The Mediumistic Temperament
A leading writer on the subject of mediumship has said: "It is a
fundamental proposition that sensitiveness, or the capability of
mediumship, is a faculty common to mankind, differing in degree--as
hearing and sight are common heritages, but keener in some individuals
than in others; or, under certain conditions, it may disappear." What
is called "the mediumistic temperament" is frequently marked
self-consciousness and shrinking from public criticism, and a diffidence
which causes the person to wish to be out of the range of the
observation of strangers and those not sympathetic to them; on the other
hand, however, there are other forms of the "mediumship temperament"
which is marked by a nervous, almost hysterical, self assertiveness and
desire for public notice and attention. Persons of either of these
phases of this temperament, however, have the common quality of being
extremely sensitive to sneers and slights, adverse criticism and
oppositions, while ridicule drives them almost beside themselves.
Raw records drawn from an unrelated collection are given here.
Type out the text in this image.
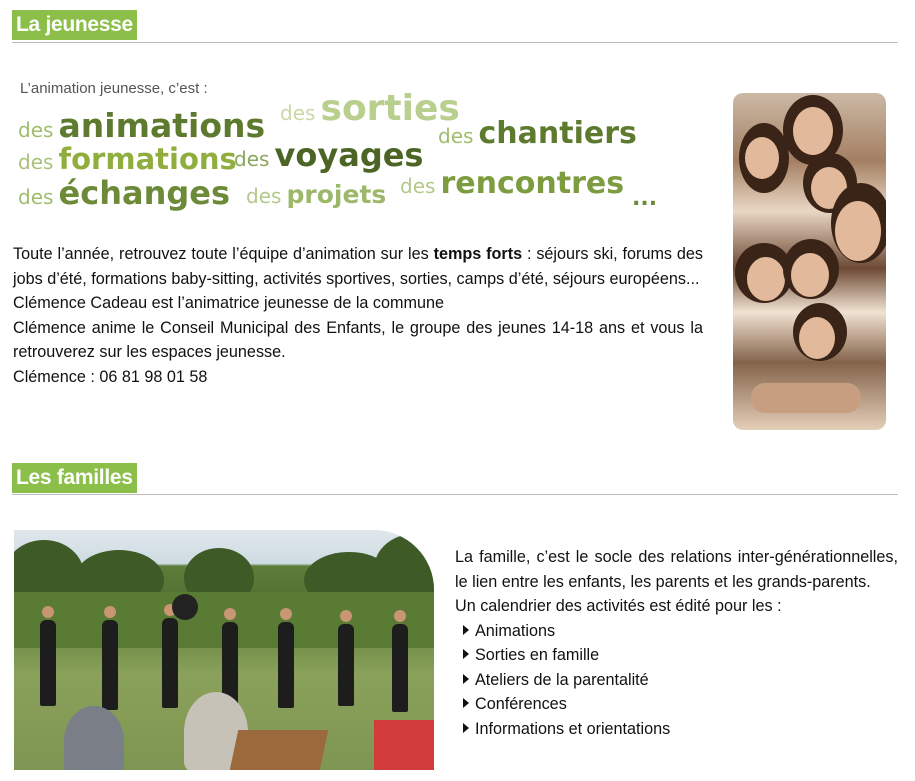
La jeunesse
L’animation jeunesse, c’est :
des animations des sorties
des chantiers
des formations
des voyages
des échanges des projets des rencontres ...

Toute l’année, retrouvez toute l’équipe d’animation sur les temps forts : séjours ski, forums des jobs d’été, formations baby-sitting, activités sportives, sorties, camps d’été, séjours européens...

Clémence Cadeau est l’animatrice jeunesse de la commune

Clémence anime le Conseil Municipal des Enfants, le groupe des jeunes 14-18 ans et vous la retrouverez sur les espaces jeunesse.

Clémence : 06 81 98 01 58

Les familles

La famille, c’est le socle des relations inter-générationnelles, le lien entre les enfants, les parents et les grands-parents.

Un calendrier des activités est édité pour les :

Animations
Sorties en famille
Ateliers de la parentalité
Conférences
Informations et orientations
Likewise they are nearly always found to be enthusiastic and earnest
workers when their interests and sympathies are aroused; as a writer has
said "they are almost invariably emotional, enthusiastic, spontaneous,
and ardent." And, as another writer has said they are usually "generous
and impulsive, hot-headed and independent, close friends with warm
hearts; too sensitive to criticism of an unkind nature, too easily
pleased by praise; without malice, without revengeful thoughts." A
striking feature of this temperament may be summed up in the phrase,
"hungry for sympathy and understanding."